Leading cement-maker Holcim Philippines grew its nine-month net profit by 47.8 percent year-on-year to P3.74 billion while results in the third quarter, usually a lean period, showed steady growth in sales volume and stable prices.
Net profit in the third quarter, alone, rose by 34.2 percent year-on-year to P691.2 million, which was attributed to continued revenue growth and the company’s cost management efforts and efficiency initiatives, Holcim said in a statement Wednesday.
Third quarter sales revenue grew by 7.4 percent year-on-year to P6.9 billion from year-ago level as demand and prices remained steady with both the private and public sector pushing ahead with projects.
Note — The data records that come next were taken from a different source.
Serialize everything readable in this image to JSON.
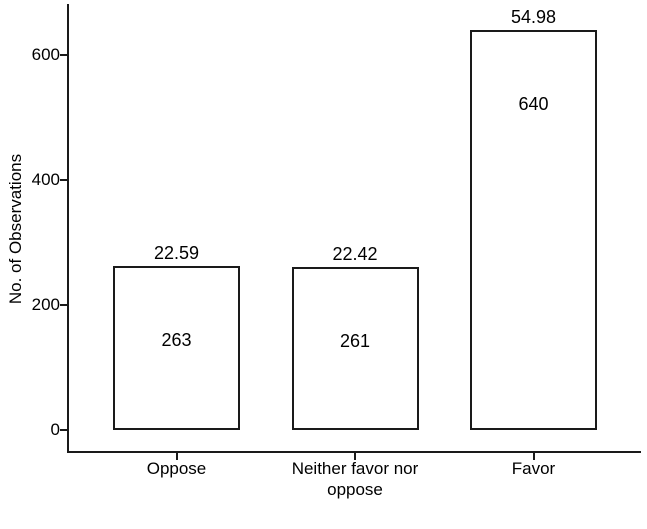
{
  "chart_data": {
    "type": "bar",
    "title": "",
    "xlabel": "",
    "ylabel": "No. of Observations",
    "categories": [
      "Oppose",
      "Neither favor nor\noppose",
      "Favor"
    ],
    "values": [
      263,
      261,
      640
    ],
    "percent_labels_above_bars": [
      "22.59",
      "22.42",
      "54.98"
    ],
    "count_labels_inside_bars": [
      "263",
      "261",
      "640"
    ],
    "yticks": [
      0,
      200,
      400,
      600
    ],
    "ylim": [
      0,
      680
    ],
    "grid": false,
    "legend": "none",
    "bar_fill": "#ffffff",
    "bar_stroke": "#1a1a1a",
    "axis_color": "#1a1a1a",
    "text_color": "#000000",
    "background": "#ffffff"
  }
}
This brought the nine-month revenue 9.5 percent higher year-on-year to P22.1 billion.
“The robust construction activities again pushed demand to outperform our expectation in the third quarter,” said Holcim chief executive officer Ed Sahagun, adding that the company had completed most of its maintenance activities.
Holcim’s plants went on their seasonal repairs in the third quarter, but the company said it made sure the markets were supported with supply.
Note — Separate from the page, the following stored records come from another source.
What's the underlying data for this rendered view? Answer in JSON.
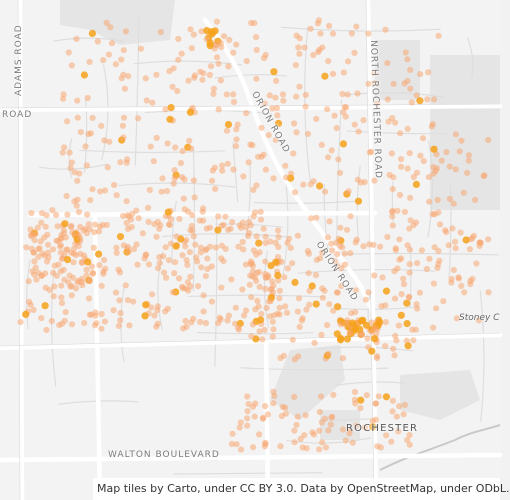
{
  "map": {
    "roads": {
      "adams": "ADAMS ROAD",
      "tienken": "ROAD",
      "orion": "ORION ROAD",
      "north_rochester": "NORTH ROCHESTER ROAD",
      "walton": "WALTON BOULEVARD"
    },
    "places": {
      "rochester": "ROCHESTER",
      "stoney_creek": "Stoney C"
    },
    "attribution": "Map tiles by Carto, under CC BY 3.0. Data by OpenStreetMap, under ODbL.",
    "colors": {
      "background": "#f3f3f3",
      "major_road": "#ffffff",
      "minor_road": "#e4e4e4",
      "park": "#e6e6e6",
      "water": "#d0d0d0",
      "dot": "#f7a772",
      "dot_hot": "#f6a11a"
    }
  }
}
The government reported that infrastructure and capital outlays grew by 38.5 percent to P169.6 billion.
Sahagun said the company’s plants in La Union and Misamis Oriental would have higher production capacities because projects to improve efficiencies were also implemented during the maintenance breaks.
“We’re proud to have completed our scheduled shutdowns safely. With these done, we are now focusing our attention to regular operations. These initiatives plus the start of our Mabini operations prepared us well for the expected upswing in demand. I expect us to finish the year strong so we can build momentum going into 2014,” he said.
Sahagun said the third quarter was a pleasant surprise for the cement industry as sales volume expanded by 9 percent, which he said suggested that the industry might surpass the 5-6 percent growth target for the whole year.
For Holcim, sales volume in the third quarter grew by only 4 percent but this was due to capacity constraint.
“We need another mill to bring it up and that’s where the Mabini plant comes in,” Sahagun said.